Happiness, with all its definitions, often comes quietly into one's life from a direction least expected. Precious, often fugitive, and always a gift, it spreads through one's life in subtle ways. My - our - most recent gift was a diminuitive black kitten whom we found abandoned when we returned last summer from Europe. Rescued, christened Chutzpah - for obvious reasons - and installed, she soon transformed our life with her jaunty golden-eyed insoucience and ultimate absolute trust.
However, we soon discovered that she had been bitten by heart-worm-carrying mosquitoes and was the youngest cat our vets had ever seen to have heart worm – a death sentence deemed to be two years ahead, for there is no treatment for cats.

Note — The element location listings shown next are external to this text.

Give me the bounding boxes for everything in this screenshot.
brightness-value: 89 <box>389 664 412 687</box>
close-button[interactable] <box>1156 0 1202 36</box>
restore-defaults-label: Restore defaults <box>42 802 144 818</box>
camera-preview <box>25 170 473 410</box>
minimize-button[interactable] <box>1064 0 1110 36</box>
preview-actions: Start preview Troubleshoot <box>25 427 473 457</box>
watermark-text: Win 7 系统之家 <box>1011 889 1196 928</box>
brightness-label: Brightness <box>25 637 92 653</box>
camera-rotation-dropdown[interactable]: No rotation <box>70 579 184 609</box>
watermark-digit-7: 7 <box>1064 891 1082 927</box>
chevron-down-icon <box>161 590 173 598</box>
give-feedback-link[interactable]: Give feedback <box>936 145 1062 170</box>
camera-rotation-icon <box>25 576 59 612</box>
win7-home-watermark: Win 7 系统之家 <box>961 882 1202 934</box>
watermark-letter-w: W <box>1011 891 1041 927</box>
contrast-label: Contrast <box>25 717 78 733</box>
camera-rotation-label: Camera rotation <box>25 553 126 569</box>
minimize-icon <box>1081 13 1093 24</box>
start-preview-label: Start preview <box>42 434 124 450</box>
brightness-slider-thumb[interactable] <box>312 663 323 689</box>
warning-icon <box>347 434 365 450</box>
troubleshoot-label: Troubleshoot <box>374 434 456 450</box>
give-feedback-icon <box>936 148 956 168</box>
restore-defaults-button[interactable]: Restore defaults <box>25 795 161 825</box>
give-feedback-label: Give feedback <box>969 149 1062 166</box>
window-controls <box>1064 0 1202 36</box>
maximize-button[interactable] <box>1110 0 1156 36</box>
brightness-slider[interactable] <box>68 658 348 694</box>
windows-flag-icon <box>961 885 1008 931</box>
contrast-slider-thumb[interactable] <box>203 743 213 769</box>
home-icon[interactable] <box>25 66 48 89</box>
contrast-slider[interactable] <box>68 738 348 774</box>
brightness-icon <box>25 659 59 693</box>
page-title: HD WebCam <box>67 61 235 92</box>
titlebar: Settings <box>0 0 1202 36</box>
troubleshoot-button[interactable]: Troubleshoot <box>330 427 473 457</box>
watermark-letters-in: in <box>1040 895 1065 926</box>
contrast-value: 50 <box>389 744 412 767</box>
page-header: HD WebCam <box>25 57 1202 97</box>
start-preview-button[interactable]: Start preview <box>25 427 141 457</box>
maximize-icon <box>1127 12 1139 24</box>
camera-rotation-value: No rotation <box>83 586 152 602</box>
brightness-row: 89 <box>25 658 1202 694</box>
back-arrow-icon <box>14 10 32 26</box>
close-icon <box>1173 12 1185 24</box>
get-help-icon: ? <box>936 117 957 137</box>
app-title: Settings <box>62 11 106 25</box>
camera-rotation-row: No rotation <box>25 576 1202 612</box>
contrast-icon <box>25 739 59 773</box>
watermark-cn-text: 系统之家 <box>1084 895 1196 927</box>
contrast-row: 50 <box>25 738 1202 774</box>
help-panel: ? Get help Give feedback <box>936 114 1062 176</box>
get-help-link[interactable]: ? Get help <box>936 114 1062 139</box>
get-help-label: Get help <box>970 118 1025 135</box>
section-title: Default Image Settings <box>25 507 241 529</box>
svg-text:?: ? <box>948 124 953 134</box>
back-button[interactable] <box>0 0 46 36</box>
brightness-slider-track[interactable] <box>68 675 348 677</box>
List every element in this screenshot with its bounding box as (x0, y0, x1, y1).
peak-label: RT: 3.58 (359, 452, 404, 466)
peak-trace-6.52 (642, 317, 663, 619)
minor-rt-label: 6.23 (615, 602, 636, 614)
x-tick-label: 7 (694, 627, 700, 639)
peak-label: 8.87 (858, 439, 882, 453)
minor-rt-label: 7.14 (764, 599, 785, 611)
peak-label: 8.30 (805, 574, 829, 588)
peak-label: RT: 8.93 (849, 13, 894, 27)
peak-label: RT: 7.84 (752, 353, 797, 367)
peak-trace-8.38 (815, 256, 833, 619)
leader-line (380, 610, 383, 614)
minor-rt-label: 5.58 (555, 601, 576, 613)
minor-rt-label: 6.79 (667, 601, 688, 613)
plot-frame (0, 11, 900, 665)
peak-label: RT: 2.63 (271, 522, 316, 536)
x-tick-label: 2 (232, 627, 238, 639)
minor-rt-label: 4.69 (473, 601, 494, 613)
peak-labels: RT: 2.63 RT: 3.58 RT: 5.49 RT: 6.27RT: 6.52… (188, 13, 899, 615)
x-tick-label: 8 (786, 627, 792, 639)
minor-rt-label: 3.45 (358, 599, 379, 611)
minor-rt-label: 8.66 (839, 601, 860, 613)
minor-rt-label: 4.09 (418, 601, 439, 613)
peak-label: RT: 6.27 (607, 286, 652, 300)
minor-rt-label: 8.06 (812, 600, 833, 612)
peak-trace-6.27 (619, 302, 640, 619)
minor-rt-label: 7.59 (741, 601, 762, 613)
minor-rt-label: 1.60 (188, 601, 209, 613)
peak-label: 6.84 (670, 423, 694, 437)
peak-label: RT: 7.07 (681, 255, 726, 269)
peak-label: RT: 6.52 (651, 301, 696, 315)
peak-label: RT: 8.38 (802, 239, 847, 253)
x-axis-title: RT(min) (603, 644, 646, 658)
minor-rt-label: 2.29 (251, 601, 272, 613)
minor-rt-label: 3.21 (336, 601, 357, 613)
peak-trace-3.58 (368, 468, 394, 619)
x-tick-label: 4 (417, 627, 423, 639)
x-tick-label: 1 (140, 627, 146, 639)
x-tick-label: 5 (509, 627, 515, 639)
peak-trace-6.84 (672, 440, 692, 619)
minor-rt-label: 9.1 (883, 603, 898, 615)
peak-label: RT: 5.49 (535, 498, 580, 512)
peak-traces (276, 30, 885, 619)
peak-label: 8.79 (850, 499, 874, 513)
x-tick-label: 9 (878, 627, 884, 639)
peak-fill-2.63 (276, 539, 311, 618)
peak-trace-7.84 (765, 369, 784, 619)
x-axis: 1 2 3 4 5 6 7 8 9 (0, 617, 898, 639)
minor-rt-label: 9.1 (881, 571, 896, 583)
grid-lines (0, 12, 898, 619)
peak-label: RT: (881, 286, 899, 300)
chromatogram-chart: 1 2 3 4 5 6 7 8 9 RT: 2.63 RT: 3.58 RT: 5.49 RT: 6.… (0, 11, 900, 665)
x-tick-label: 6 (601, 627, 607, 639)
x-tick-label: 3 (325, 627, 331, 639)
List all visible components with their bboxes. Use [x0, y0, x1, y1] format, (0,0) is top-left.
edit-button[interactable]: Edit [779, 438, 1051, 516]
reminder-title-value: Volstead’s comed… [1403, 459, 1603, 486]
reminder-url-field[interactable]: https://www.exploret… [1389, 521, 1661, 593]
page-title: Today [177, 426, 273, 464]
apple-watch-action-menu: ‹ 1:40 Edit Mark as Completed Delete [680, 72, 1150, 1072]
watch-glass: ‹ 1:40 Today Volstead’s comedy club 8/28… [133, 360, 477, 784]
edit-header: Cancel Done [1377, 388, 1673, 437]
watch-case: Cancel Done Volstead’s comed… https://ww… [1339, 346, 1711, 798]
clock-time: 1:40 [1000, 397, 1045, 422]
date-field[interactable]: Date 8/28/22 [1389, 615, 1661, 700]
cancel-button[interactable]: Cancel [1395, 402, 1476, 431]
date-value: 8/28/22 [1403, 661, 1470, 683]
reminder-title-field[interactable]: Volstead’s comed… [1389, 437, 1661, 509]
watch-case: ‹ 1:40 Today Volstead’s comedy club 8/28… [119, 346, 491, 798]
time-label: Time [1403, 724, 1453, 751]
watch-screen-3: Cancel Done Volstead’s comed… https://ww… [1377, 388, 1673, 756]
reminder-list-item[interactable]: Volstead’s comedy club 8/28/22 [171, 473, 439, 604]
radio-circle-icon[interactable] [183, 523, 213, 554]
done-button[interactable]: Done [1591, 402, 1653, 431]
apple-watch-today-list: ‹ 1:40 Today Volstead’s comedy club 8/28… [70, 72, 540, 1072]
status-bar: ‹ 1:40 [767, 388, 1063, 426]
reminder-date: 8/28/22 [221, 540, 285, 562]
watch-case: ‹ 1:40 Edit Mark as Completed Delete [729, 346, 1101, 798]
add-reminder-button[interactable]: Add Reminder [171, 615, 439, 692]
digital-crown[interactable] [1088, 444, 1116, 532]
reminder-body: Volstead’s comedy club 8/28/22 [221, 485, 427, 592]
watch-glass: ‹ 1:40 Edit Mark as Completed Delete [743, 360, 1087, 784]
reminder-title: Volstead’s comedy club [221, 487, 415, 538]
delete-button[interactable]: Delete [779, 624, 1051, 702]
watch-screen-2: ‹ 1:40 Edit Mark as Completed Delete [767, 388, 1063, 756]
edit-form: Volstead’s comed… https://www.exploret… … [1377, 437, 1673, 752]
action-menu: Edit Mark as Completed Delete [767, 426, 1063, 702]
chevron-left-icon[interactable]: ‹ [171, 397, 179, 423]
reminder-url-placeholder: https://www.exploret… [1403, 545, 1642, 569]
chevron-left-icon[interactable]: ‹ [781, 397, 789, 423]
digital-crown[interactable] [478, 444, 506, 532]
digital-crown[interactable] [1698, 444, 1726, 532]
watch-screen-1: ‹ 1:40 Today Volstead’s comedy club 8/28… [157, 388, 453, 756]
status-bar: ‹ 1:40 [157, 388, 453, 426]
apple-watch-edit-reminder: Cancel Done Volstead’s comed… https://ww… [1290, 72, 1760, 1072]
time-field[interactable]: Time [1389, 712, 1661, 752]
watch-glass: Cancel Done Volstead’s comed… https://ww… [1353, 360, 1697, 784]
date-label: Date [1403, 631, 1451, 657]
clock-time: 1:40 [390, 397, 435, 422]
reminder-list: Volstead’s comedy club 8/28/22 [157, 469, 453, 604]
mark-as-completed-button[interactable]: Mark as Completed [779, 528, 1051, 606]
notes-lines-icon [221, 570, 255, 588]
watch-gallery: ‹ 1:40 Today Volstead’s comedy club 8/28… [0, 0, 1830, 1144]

We decided that her time with us was a gift, that she should live as joyous a life as possible with us - and so it was. Last night, from being a vital, purring, beautiful little cat, within ten minutes, she was dead. Seemingly the heart worms were exacting their toll, not at two years but at ten months.
Now, amid our tears, I begin to measure, as an artist, how the happiness I experienced with her in our home has even filtered into my art. As I sat drawing at the table, she would sit on the next chair, peeping up at me, always happy to have a conversation of purrs and churrs and soft squeaks. Her repose and elegant slumber were a delight to look at when I needed to rest my eyes from the drawing. Her intense interest and curiosity when I was working on matting and framing art helped alleviate the tedium of the tasks. She threaded herself into our life as a golden strand of happiness, incredibly fragile, appallingly brief, but such a gift.
Resquiesce in pace et in amore, Chutzpah. I owe these two drawings of Christmas cactus flowers to you.